Tunisia nel caos, rivolta contro il potere islamista

«DÉGAGE, dégage, vattene via»: in Tunisia contro il governo islamista è tornato lo slogan del furore, quello che nel 2011 aveva finito per fare il miracolo, scacciando il tiranno Ben Ali, e che più di recente, con altre parole e in un altro Paese, l’Egitto, ha deposto il presidente islamista Morsi. Stavolta le urla dei manifestanti, scesi in piazza a migliaia alla Kasbah e in avenue Bourghiba a Tunisi, e in decine di altre città, sono rivolte contro Ennahda e i suoi militanti. Il partito islamista moderato al governo ha finalmente acconsentito a farsi da parte sull’onda delle proteste popolari degli ultimi mesi, dopo l’uccisione di storici rappresentanti dell’opposizione laica, e nell’ennesima dimostrazione del fallimento politico dei gruppi islamisti arrivati al governo sull’onda delle rivolte arabe. Dopo i Fratelli musulmani in Egitto, cade un altro baluardo del potere religioso instaurato dopo la storica stagione delle “primavere” mediorientali?
Tuttavia Ennahda non molla le redini del potere. L’anima laica del Paese scende in piazza con lo spirito dei giorni rivoluzionari, accusando il partito al governo di tolleranza verso gli eccessi islamisti proprio nel momento in cui le forze di sicurezza sono all’offensiva contro le formazioni qaediste in Tunisia, e si moltiplicano gli attentati anche contro l’esercito e la polizia.
È rabbia vera, tanto che a Kef, città d’origine di un agente ucciso dai jihadisti, la sede del partito è stata devastata e data alle fiamme, mentre a Beja centinaia di dimostranti hanno assalito la sede di Ennahda ferendo cinque membri del partito. Scontri fra studenti e militanti islamisti sono segnalati ovunque, da Tunisi a Sousse, a Gabès, a Kef.

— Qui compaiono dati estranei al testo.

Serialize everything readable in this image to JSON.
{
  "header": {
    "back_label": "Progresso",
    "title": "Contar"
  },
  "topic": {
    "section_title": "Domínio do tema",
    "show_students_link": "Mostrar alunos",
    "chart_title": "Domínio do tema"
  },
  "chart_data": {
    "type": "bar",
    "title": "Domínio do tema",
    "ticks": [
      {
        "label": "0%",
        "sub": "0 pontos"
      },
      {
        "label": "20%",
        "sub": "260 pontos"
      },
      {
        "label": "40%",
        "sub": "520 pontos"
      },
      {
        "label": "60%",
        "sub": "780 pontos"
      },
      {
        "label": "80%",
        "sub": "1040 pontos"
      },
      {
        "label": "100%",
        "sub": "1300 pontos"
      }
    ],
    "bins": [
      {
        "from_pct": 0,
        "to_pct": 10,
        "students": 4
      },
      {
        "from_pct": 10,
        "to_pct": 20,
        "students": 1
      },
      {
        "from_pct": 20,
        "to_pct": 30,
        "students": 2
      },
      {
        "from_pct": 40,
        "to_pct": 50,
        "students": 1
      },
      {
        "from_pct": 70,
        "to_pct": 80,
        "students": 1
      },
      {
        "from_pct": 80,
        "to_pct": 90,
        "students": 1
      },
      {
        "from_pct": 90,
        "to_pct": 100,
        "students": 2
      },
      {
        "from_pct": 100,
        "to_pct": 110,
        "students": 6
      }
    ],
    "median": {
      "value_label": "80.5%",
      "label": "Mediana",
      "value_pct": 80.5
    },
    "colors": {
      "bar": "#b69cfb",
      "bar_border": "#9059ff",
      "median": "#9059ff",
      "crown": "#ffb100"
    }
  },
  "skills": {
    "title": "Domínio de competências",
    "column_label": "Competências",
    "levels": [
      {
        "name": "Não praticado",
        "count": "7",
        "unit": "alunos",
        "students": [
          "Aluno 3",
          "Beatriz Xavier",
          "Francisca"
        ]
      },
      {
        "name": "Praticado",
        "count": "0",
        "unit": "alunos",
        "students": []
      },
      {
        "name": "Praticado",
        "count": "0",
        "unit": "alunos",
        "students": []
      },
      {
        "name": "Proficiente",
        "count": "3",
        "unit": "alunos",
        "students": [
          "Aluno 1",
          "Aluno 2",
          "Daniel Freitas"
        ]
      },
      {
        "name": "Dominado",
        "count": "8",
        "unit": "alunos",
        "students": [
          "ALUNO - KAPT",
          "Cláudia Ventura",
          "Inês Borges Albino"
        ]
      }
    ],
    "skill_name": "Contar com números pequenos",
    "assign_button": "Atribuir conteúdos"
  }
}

La polizia nei giorni scorsi aveva condotto un’offensiva contro i miliziani di Ansar el Sharia, nella zona montuosa vicino al confine con l’Algeria, conclusasi con una decina di jihadisti uccisi. Ma in un successivo raid a Sidi Ali Ben Aoun erano morti sei agenti, e un
altro a Menzal Bourghiba, poco lontano dalla capitale. Tunisi ha proclamato tre giorni di lutto nazionale. Tuttavia la tensione fra il popolo e il governo islamista s’è approfondita a tal punto da suggerire ai rappresentanti del governo legati ad Ennahda di annullare i funerali ufficiali nella capitale: solo cerimonie locali, nelle città di provenienza dei caduti, a Sidi Bouzid, a Kasserine, a Kef. Infatti, le moltitudini accorse alle esequie hanno lanciato slogan e critiche feroci alla classe dirigente. Con l’accumularsi dei lutti, le cerimonie servono come sfogo alla rabbia contro il premier Ali Laaradyeh, contro quello dell’assemblea costituente Mustapha Ben Jaafar, e persino contro Moncef Marzouki, il laico presidente della Repubblica, incolpato di non avere arginato l’espansione islamista.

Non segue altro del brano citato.